In his main work, "Prolegomena to a Theory of Language", Hjelmslev begins by ascertaining that "- Language - human speech - is an inexhaustible wealth of manifold values. Language is inseparably linked to man and follows him in all of his doing. Language is the tool with which man moulds thought and feeling, mood, aspiring, will and action, the tool with which he influences and is influenced, the last and deepest condition of human society. [...]" ("- Sproget - mennesketalen - er en uudtømmelig rigdom af mangfoldige værdier. Sproget er uadskillelig knyttet til mennesket og følger ham I al hans færd. Sproget er det redskab hvormed mennesket former tanke og følelse, stemning, stræben, vilje og handling, det redskab hvormad han paavirker og paavirkes, menneskesamfundets sidste og dybeste forudsætning." p. (5) ). He then goes on to unfold a criticism of the linguistic methodologies in use at the time. He accepts Saussure's theories of language as a system of signs, the leading theories in this field at the time, but he claims that this only applies to theories of language use. Hjelmslev, however, wishes to establish a regular linguistic system, in which language is seen as a complex system made up of small units. He sees earlier linguistic methodologies as being merely descriptive, and as the first, he wishes to provide a methodology that is systematizing and provide a linguistic theory that is to found the basis of a rational form of linguistics. The theory that Hjelmslev thus develops here came to constitute an important contribution to modern general epistemology, a contribution that likewise constitutes the starting point of linguistic analysis.

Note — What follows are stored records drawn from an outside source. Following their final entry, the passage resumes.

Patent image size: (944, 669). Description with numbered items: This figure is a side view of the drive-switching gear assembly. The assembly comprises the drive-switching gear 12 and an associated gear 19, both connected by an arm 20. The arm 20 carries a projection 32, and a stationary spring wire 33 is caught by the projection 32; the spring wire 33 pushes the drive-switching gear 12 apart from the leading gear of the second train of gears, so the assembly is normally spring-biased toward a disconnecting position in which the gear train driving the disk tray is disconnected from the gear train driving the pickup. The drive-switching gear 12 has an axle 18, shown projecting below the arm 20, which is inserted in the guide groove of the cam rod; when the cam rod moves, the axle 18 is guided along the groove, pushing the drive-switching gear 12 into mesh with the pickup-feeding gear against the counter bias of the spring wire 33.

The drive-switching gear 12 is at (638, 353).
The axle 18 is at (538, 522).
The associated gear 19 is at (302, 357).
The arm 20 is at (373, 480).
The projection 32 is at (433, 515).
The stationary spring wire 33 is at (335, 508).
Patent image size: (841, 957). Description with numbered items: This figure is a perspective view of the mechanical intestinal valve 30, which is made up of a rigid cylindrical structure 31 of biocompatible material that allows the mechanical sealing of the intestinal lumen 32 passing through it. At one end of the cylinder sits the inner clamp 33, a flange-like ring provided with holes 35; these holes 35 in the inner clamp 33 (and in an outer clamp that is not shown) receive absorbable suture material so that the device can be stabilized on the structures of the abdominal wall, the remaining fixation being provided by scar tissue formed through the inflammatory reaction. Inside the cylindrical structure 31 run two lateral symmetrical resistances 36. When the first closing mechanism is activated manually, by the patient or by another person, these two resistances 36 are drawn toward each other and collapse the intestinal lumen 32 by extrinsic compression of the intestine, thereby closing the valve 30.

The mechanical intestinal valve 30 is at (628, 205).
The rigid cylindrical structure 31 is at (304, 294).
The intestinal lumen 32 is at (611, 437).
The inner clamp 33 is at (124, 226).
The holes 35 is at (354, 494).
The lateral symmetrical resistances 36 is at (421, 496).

Linguistic analysis is set off with the theory propounded in this work that a sign not merely refers to one form, but to two, namely a content form and an expression form. At the same time, every function of a sign is twofold in that it is manifested by both the content substance and the expression substance, the first being the psychological manifestation of the sign, the second being the material substance, in which the sign is manifested.
Thus, Hjelmslev puts forth a new form of semiotics, one in which language and linguistics are not necessarily bound to a spoken language, and one which is constituted by a scientific method of analysis. Because of this theory, a new philosophical tradition also sees the light of day, one inspired by the opposition to the widely accepted idea that images, in order to be understood, had to be translated into a phonetic substance or something more concrete. For Hjelmslev, the linguist finds meaning in from the form of content, and it is from the point of view of this form that the content substance must be analyzed.
This theory deeply influenced both Deleuze, who often mentions Hjelmslev throughout his works, and Derrida, who's "Grammatologie" is deeply inspired by Hjelmslev's work, to which it bears numerous references and long quotations.